La disparition du géant aux deux oreilles

Après cette première session du nouveau Grand Conseil neuchâtelois qui, entre autres expériences plus réjouissantes, m’a fait découvrir de l’intérieur la brutalité des luttes de blocs, il me reste un autre regret, qui pourrait être (discrètement) partagé par d’autres député-e-s. Au milieu de plusieurs dossiers qui ont fait beaucoup de bruit, il y a un qui à mon avis n’en a pas fait assez.

C’était un sujet sans débat et un vote convenu: 21.029ce, «Changement de dénomination». Ce rapport du Conseil d’Etat scelle la nouvelle répartition des différents services dans les nouveaux départements. Selon les termes du communiqué publié le 12 mai, «le gouvernement élu a souhaité inscrire l’organisation des départements dans la continuité, tout en apportant quelques ajustements et de nouvelles dénominations de départements avec l’objectif de répondre aux défis à venir.» Changement de nom, oui, mais pas seulement. Le mot «ajustement» sonne comme un euphémisme eu égard à la radicale division apportée par cette réorganisation, qui sonne comme un retour en arrière.

Feu le DEAS…

Car dans la foulée et apparemment sans faire un pli, un grand projet de huit ans s’est éteint. En silence.

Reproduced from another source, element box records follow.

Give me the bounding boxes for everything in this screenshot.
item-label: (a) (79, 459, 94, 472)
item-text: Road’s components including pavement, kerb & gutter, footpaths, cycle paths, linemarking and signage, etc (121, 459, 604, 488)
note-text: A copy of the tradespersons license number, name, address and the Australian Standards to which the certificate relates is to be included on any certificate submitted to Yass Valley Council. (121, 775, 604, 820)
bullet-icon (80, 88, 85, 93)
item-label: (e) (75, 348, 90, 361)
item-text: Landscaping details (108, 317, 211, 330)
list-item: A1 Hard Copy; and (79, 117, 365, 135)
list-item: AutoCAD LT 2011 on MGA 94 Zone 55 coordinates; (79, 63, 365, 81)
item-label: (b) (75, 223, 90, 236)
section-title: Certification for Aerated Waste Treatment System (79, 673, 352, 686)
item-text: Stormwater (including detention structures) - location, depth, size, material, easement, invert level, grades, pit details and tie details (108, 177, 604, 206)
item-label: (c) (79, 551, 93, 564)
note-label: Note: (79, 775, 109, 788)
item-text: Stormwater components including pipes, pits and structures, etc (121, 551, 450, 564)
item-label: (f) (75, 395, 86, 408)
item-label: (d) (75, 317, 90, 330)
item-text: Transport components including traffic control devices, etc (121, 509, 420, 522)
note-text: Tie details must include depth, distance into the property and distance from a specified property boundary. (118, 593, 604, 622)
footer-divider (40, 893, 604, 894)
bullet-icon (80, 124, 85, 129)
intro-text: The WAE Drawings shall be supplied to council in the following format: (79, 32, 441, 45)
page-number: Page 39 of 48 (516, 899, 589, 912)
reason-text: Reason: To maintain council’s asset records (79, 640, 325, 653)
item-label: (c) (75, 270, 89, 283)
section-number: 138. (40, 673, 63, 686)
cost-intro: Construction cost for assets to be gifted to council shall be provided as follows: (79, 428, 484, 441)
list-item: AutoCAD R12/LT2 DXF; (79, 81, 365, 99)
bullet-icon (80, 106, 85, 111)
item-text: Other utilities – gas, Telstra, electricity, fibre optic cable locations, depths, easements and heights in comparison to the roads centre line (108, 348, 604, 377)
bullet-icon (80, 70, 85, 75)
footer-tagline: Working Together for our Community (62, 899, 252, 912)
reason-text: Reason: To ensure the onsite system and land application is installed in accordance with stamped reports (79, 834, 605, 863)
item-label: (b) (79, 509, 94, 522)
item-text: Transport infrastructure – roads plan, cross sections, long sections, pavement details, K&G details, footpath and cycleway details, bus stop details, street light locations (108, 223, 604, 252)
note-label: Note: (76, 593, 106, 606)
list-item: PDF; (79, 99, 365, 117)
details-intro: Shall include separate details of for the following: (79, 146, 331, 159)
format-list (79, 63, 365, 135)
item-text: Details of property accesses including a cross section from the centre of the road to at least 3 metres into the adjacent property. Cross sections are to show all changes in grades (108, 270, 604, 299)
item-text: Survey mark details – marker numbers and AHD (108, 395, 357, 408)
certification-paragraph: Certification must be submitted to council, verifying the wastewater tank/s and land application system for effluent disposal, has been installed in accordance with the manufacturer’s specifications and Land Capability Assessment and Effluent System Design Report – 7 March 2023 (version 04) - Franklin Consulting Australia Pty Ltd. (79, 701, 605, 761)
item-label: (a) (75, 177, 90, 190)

J’ai nommé le DEAS, Département de l’économie et de l’action sociale. Démantelé, démembré, avorté. Le thème de l’économie est allé rejoindre le Département de la sécurité et de la culture (DESC) et le thème de l’emploi a été intégré au Département de l’emploi et de la cohésion sociale (DECS). Ceci pour servir «une répartition équilibrée des responsabilités, permettant à chaque membre de mettre à profit ses compétences et expériences.» Soit. Nouvelles personnalités, nouvelles spécialités.

Mais tout de même. Quel dommage… Il y avait une telle pertinence à aborder la problématique centrale de l’emploi sous ses différentes facettes, plutôt que de part et d’autre de la lorgnette. Il y avait de vrais succès à la clé, mesurables et mesurés. Une approche ambitieuse qui avait fait ses preuves. La volonté clairvoyante d’intégrer les différents paramètres d’une réalité complexe pour garantir la cohérence et la convergence.

Le DEAS était-il un «mammouth» ingouvernable ? En référence au conseiller d’Etat qui le dirigeait, je ne sais pas s’il fallait – selon les termes employés dans la presse – avoir «cinq cerveaux» pour le diriger, mais il a été démontré qu’il fallait en tout cas ouvrir ses «deux oreilles» aux acteurs de l’emploi, afin de prévenir la catastrophe du fonctionnement en silos…

Transversal et indivisible

Reste à tabler sur la collégialité et l’excellence de la collaboration entre départements, ainsi que des flux de communication entre les différentes entités en contact avec les acteurs de l’emploi. Compte tenu de la (visible) bonne entente entre les ministres concernés qui n’écouteront pas le problème que d’une oreille, il n’y aura vraisemblablement pas besoin de créer un poste de délégué-e à la transversalité!

Espérons toutefois que la rivalité entre les deux blocs politiques – qui font campagne en revendiquant «l’emploi» comme s’il leur appartenait! – n’aura pas raison de l’édifice patiemment construit lors des dernières législatures. Car le marché de l’emploi, aussi bien incarné par l’évolution du paysage économique que par le développement de l’employabilité, forme bel et bien un tout indivisible.

2 commentaires sur « La disparition du géant aux deux oreilles »

  1. Chère Caroline,
    On peut en effet regretter la scission des services de l’emploi et de l’économie, feu le DEAS ayant si bien fonctionné sous J.N. Karakash. Mais rien n’indique qu’un autre chef de département aurait le même succès.
    Il m’est arrivé souvent de le dire lors des nombreuses restructurations que j’ai vécues, toute organisation mérite qu’on lui donne une chance. Finalement, quelle qu’elle soit, ce sont les hommes et les femmes qui la font fonctionner ou pas; en l’occurrence un homme et une femme, avec l’appui du Grand Conseil. Faisons-leur confiance et soutenons-les dans l’intérêt commun, sans dogmatisme. Les députés sont élus pour ça.